Türkçemizde kurban “Dinî emri veya bir adağı yerine getirmek için kesilen hayvan” anlamına gelir.
Kurban; bir hedef, bir ülkü uğruna feda edilen, kendini feda eden, kaza veya felâkette ölen, maddî ve manevî bakımdan felâkete sürüklenmiş veya insanî değerlerini yitirmek zorunda kalmış kimse için mecazî; bunların yanında yalvarma anlamında, aşırı sevgi ve hayranlık için, bazı bölgelerimizde de hitap şekli olarak kullanılır.
“Sana kurban olurum.” derler ya... böylece kişinin kendisini feda etmeye hazır olduğunu gösterir. Bu sevginin dozudur.
Kurban etmenin Habil ve Kabil’e kadar uzandığındın bahsettik.

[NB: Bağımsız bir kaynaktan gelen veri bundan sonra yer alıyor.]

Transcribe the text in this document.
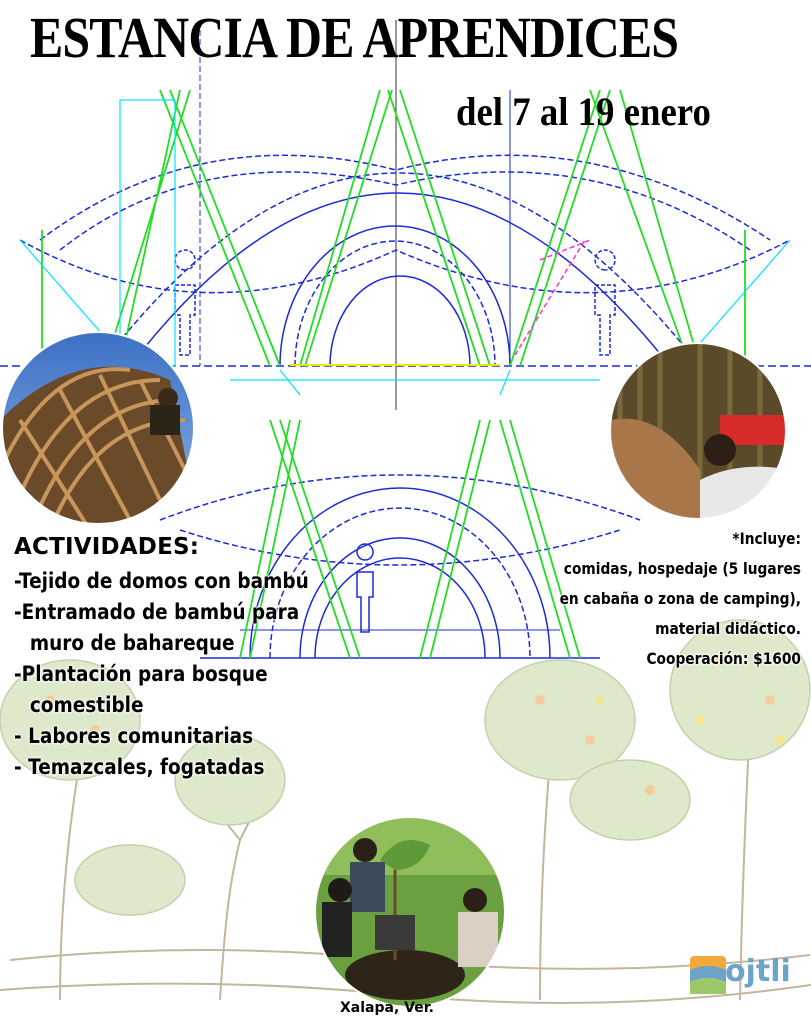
ESTANCIA DE APRENDICES
del 7 al 19 enero
ACTIVIDADES:
-Tejido de domos con bambú
-Entramado de bambú para
muro de bahareque
-Plantación para bosque
comestible
- Labores comunitarias
- Temazcales, fogatadas
*Incluye:
comidas, hospedaje (5 lugares
en cabaña o zona de camping),
material didáctico.
Cooperación: $1600
Xalapa, Ver.
ojtli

Kur’ân-ı Kerîm’de de bu bahis geçer: “Onlara Âdem’in iki oğlunun başından geçen ibret verici şu gerçeği anlat: Onlar Allah’a birer kurban takdim etmişlerdi de birinden kabul edilmiş, diğerinden ise kabul edilmemişti. Kurbanı kabul edilmeyen kıskanıp: ‘Seni mutlaka öldüreceğim” deyince, öteki şu cevabı vermişti: ‘Allah ancak takvâ sahiplerinin ibâdetini kabul buyurur.’” (Maide, 5/27)
DİB’un Kur’ân Yolu mealinde bu ayetin tefsiri: “İslâm’da, Kurban Bayramı’nda kurban kesmenin dinî bir hüküm oluşu kitap, sünnet ve icmâ ile sabit olup, hicretin 2. yılında konulmuştur. Ancak, bu ibadetin fıkhî açıdan nitelendirilmesi hususunda görüş farklılıkları vardır: Dinen aranan şartları taşıyan kimselerin kurban bayramında kurban kesmeleri Ebû Hanîfe’ye göre vâciptir. Çoğunluğa göre ise müekked sünnettir.”
“Kurban”ı tartışmaya açan ilâhiyatçılarımızın da olduğunu hatırlatmak isterim.